Am Freitag stand das große Boote-Aufriggern und -Präparieren auf dem Plan. Auch wenn die Wetterprognosen unproblematische Verhältnisse verhießen und Includer über eine sehr gute Wellengängigkeit verfügt, so waren doch viele und langwierige Arbeiten notwendig – wobei das ganze Prozedere fraglos auch ein bisschen zelebriert wird und man zeigen will/muss, was man hat. Jedenfalls war die Zeitplanung gut genug, um mittags im Bunker nochmals ordentlich Pasta zu fassen und vor Beginn des offiziellen Regatta-Programms Probe zu rudern. Bei überraschend welligen Bedingungen wurde die Seetauglichkeit von Boot und Team mehr auf die Probe gestellt als dies angesichts der Wetterhersage zu erwarten war – so richtig rhythmisch und einheitlich wie auf dem Kanal bei Hamm war die Ruderei definitiv nicht. Nichtsdestotrotz bekam man ein Feedback bezüglich der Bootseinstellungen und konnte sich in der verbleibenden Zeit ans Finetuning machen.

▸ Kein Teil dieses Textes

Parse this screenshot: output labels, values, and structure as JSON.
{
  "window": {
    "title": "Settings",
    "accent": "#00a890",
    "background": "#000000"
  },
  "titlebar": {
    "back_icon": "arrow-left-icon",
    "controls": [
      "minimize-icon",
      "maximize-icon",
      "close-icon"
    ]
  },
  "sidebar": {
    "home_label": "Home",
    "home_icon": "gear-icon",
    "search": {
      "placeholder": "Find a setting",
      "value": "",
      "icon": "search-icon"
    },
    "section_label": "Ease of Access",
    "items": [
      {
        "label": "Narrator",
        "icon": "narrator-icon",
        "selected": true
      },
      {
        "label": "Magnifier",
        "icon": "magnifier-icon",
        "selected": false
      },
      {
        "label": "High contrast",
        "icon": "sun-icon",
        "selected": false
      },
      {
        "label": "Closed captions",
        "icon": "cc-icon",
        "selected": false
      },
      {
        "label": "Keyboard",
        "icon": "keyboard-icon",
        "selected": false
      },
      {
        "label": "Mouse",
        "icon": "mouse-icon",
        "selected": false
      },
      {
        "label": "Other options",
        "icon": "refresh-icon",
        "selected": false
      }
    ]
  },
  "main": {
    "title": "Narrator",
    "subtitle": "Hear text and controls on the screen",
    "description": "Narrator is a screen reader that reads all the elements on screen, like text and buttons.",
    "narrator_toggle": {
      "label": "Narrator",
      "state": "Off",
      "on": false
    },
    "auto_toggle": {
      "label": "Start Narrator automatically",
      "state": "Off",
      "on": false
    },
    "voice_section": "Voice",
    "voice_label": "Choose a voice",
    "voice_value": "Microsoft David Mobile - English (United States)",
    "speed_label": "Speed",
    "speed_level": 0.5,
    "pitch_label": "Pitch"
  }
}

Das offizielle Programm begann um 17:30 Uhr mit der Sicherheitseinweisung. Nach einer kurzen Pause ging es mit dem Empfang, sprich Getränken von der Theke und Fingerfood nebst Ansprachen weiter. Aufgrund der Aufstellung des Masters-Rekords im Vorjahr durften Matthias und 2 seiner vor Ort weilenden Kameraden aktiv am Programm teilnehmen und wurden mit einem Zinnteller aus Händen des Rio-Olympiasiegers Lucas Tramér (LM 4-) geehrt. Nachdem die Häppchen-Tablets anfangs immer arg schnell leer gefegt waren, kam man mit zunehmender Zeit mehr auf seine Kosten. Insbesondere süße Häppchen können sie einfach, die Schweizer! Zum Abschluss des Empfangs gab es noch den aktuellen Wetterbericht: Abgesehen von der Möglichkeit thermischer Winde aus Norden während der ersten Rennstunden waren sehr gute äußere Bedingungen mit Sonne, wenig Wind und Temperaturen um 20°C zu erwarten. Großartig! Traditionell ließ man den Renn-Vortag auf der Terrasse des Lion d´Or unweit des Bunkers mit einem hopfenhaltigen Getränk ausklingen.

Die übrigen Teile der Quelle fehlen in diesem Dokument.